On Friday, the San Francisco 49ers kicked off their first voluntary minicamp under head coach Mike Singletary. When Singletary told the media his players should be ready for next season after being given the job last November – he wasn’t kidding.
The workout had elements similar to that of a boot camp, with Singletary playing the role of drill sergeant, demanding the best effort from his men.
It featured a physically demanding seven-station conditioning circuit which challenged the endurance of the entire 49ers roster and the first on-field work with the installation of new offensive coordinator Jimmy Raye’s offense.
“I think the biggest thing was giving coach [Jimmy] Raye an opportunity to really get a feel for what’s here, get a feel for what he has to work with. See the offensive guys and as a team, let the guys know what the expectations are going forward and set the tone for the offseason program,” Singletary said before his first minicamp as 49ers head coach.

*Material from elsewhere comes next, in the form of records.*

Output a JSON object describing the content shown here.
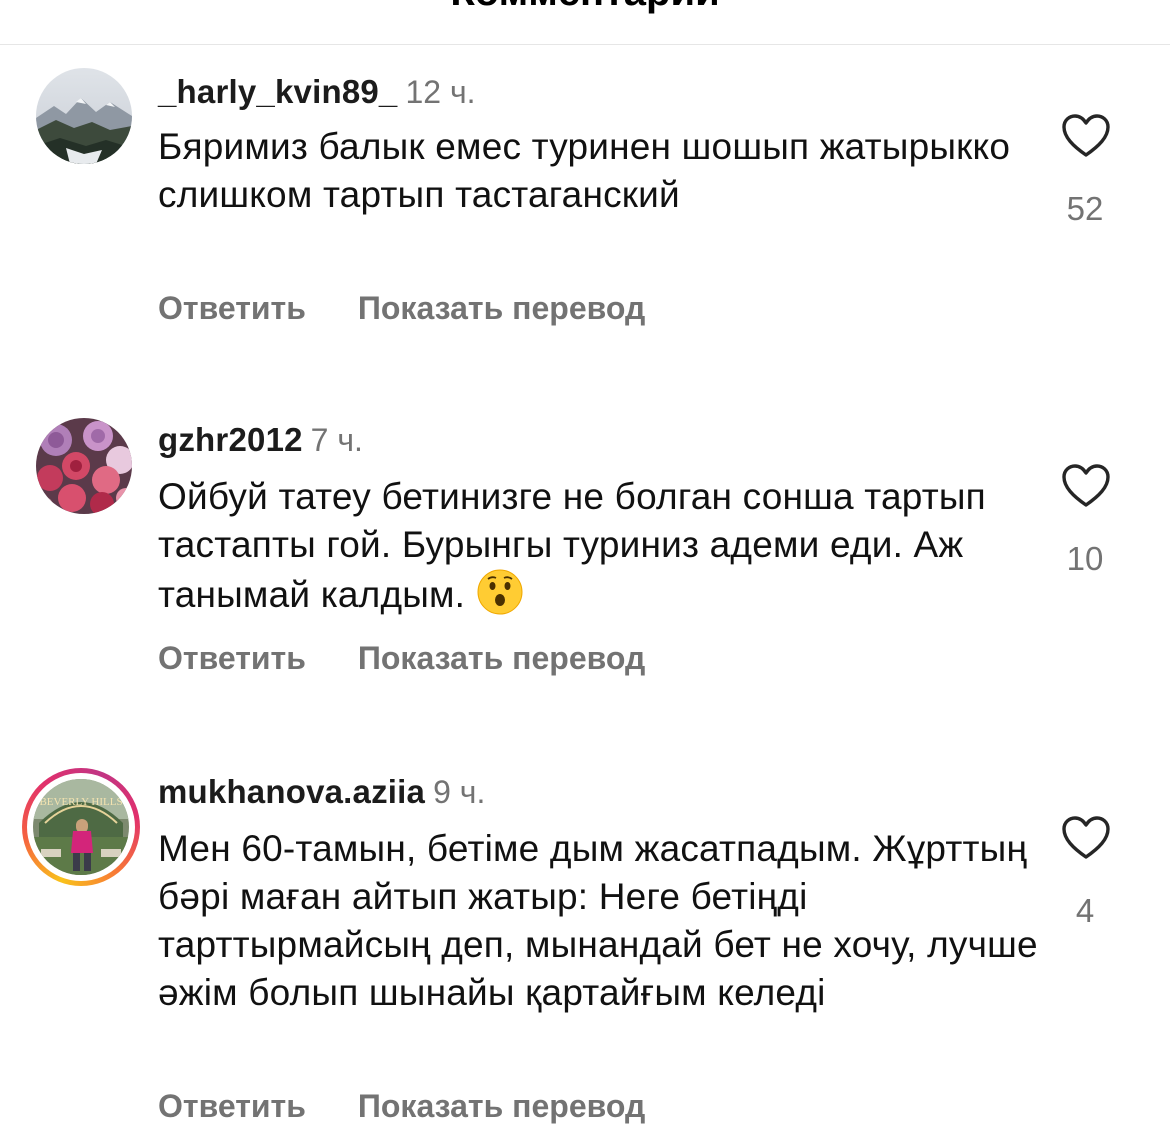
{
  "top_bar": {
    "title": "Комментарии"
  },
  "comments": [
    {
      "username": "_harly_kvin89_",
      "time": "12 ч.",
      "text": "Бяримиз балык емес туринен шошып жатырыкко слишком тартып тастаганский",
      "reply_label": "Ответить",
      "translate_label": "Показать перевод",
      "likes": "52",
      "avatar": "mountain-landscape"
    },
    {
      "username": "gzhr2012",
      "time": "7 ч.",
      "text": "Ойбуй татеу бетинизге не болган сонша тартып тастапты гой. Бурынгы туриниз адеми еди. Аж танымай калдым.",
      "emoji": "astonished-face",
      "reply_label": "Ответить",
      "translate_label": "Показать перевод",
      "likes": "10",
      "avatar": "roses"
    },
    {
      "username": "mukhanova.aziia",
      "time": "9 ч.",
      "text": "Мен 60-тамын, бетіме дым жасатпадым. Жұрттың бәрі маған айтып жатыр: Неге бетіңді тарттырмайсың деп, мынандай бет не хочу, лучше әжім болып шынайы қартайғым келеді",
      "reply_label": "Ответить",
      "translate_label": "Показать перевод",
      "likes": "4",
      "avatar": "beverly-hills-sign",
      "avatar_text": "BEVERLY HILLS",
      "has_story": true
    }
  ],
  "colors": {
    "secondary_text": "#737373",
    "story_ring": "#e1306c"
  }
}
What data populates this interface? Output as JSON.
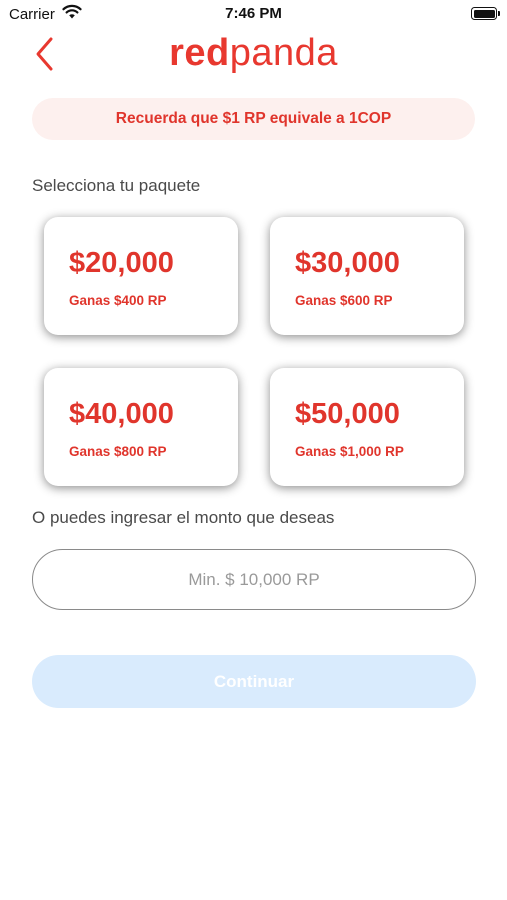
{
  "status_bar": {
    "carrier": "Carrier",
    "time": "7:46 PM"
  },
  "header": {
    "logo_part1": "red",
    "logo_part2": "panda"
  },
  "banner": {
    "text": "Recuerda que $1 RP equivale a 1COP"
  },
  "packages": {
    "label": "Selecciona tu paquete",
    "items": [
      {
        "amount": "$20,000",
        "reward": "Ganas $400 RP"
      },
      {
        "amount": "$30,000",
        "reward": "Ganas $600 RP"
      },
      {
        "amount": "$40,000",
        "reward": "Ganas $800 RP"
      },
      {
        "amount": "$50,000",
        "reward": "Ganas $1,000 RP"
      }
    ]
  },
  "custom_amount": {
    "label": "O puedes ingresar el monto que deseas",
    "value": "",
    "placeholder": "Min. $ 10,000 RP"
  },
  "continue_button": {
    "label": "Continuar"
  },
  "colors": {
    "brand": "#e8382f",
    "banner_bg": "#fdf0ee",
    "button_disabled_bg": "#d9ebfd"
  }
}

“Every year no matter what position you’re in, you’re always competing, competing to get better,” Hill said of the competition with his close friend, Smith. “We’ve been in this role before and we’ve done it and been friends after that. And whoever the second guy is will take a step back and he’ll help the first guy.”
Smith, who recently restructured his contract to remain in San Francisco, is also eager for the competition and has been preparing for it since last season ended. Smith came into the minicamp weighing in at 221-pounds. He said he added the weight to increase his durability and absorb the hits that come with his position.

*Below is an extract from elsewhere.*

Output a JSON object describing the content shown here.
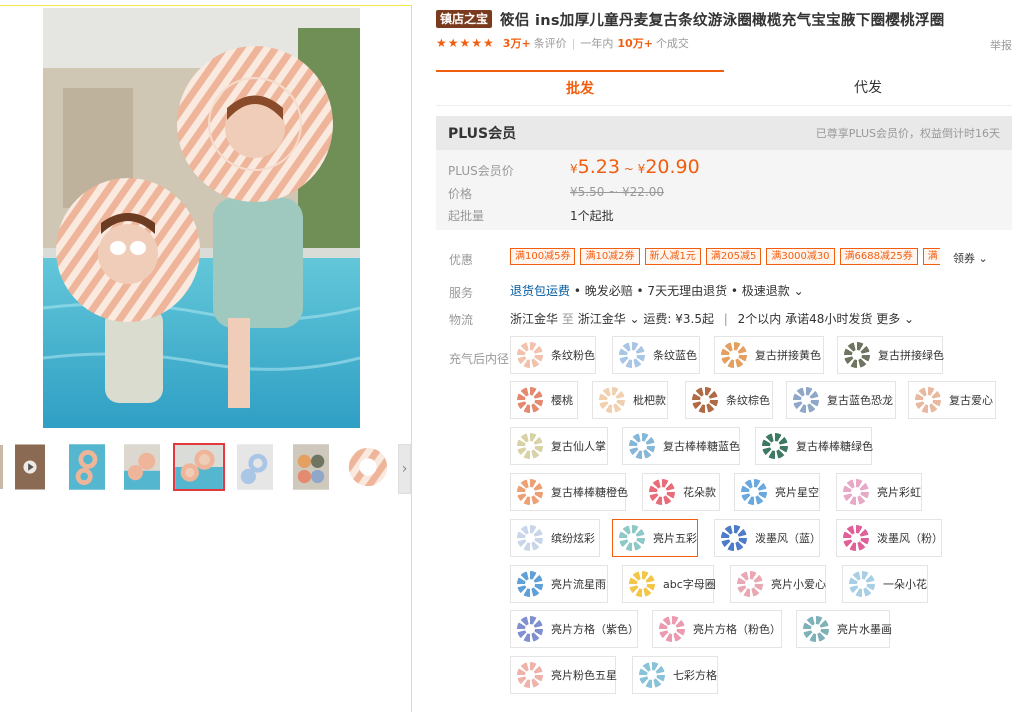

After suffering two shoulder injuries the last two seasons, which caused him to be on the injured reserve list last year, Smith hopes the weight will help him stay on the field. As of now, it’s a matter of building strength in the shoulder so he’s ready for the high volume of throws he’ll be asked to make in training camp.
“I think the last thing as far as the shoulder, would be building back up the endurance strength of it all,” he said. “You obviously try to build up your endurance and get to the point where, ‘Yeah, I can throw a lot of days back to back to back.’ Kind of like I used to be – I felt like I could throw for days and not get tired. That’s something I feel like I still have left in front of me.”
Both quarterbacks and the entire 49ers offense will also be spending a lot of time in the coming months getting in front of and acquainting themselves with Raye’s playbook.
“It’s our job to go through the playbook,” said starting left guard David Baas. “They install certain things every single say, but we really need to be on top of everything. Everybody has to get in their book and make sure they’re sharp when they get out here.”
As for how the playbook will look when it’s being performed on the field, Hill said, “Fast. Hitting on all cylinders. Scoring touchdowns, first downs, moving the chains and just in out up to the ball fast. You’ll definitely see a rhythm with our offense.”
But until training camp rolls around, the 49ers will be marching to the rhythm of Singletary’s command. At Friday’s workout, Singletary made sure his team practiced with an intensity level to his liking.
“I’ve tried to lay out to the players where we’re going and who we are,” he said. “The first thing is we definitely have to have a physicality about us. The next thing is we have to have a toughness about us. We have to be smart about what we’re doing. We have to be disciplined.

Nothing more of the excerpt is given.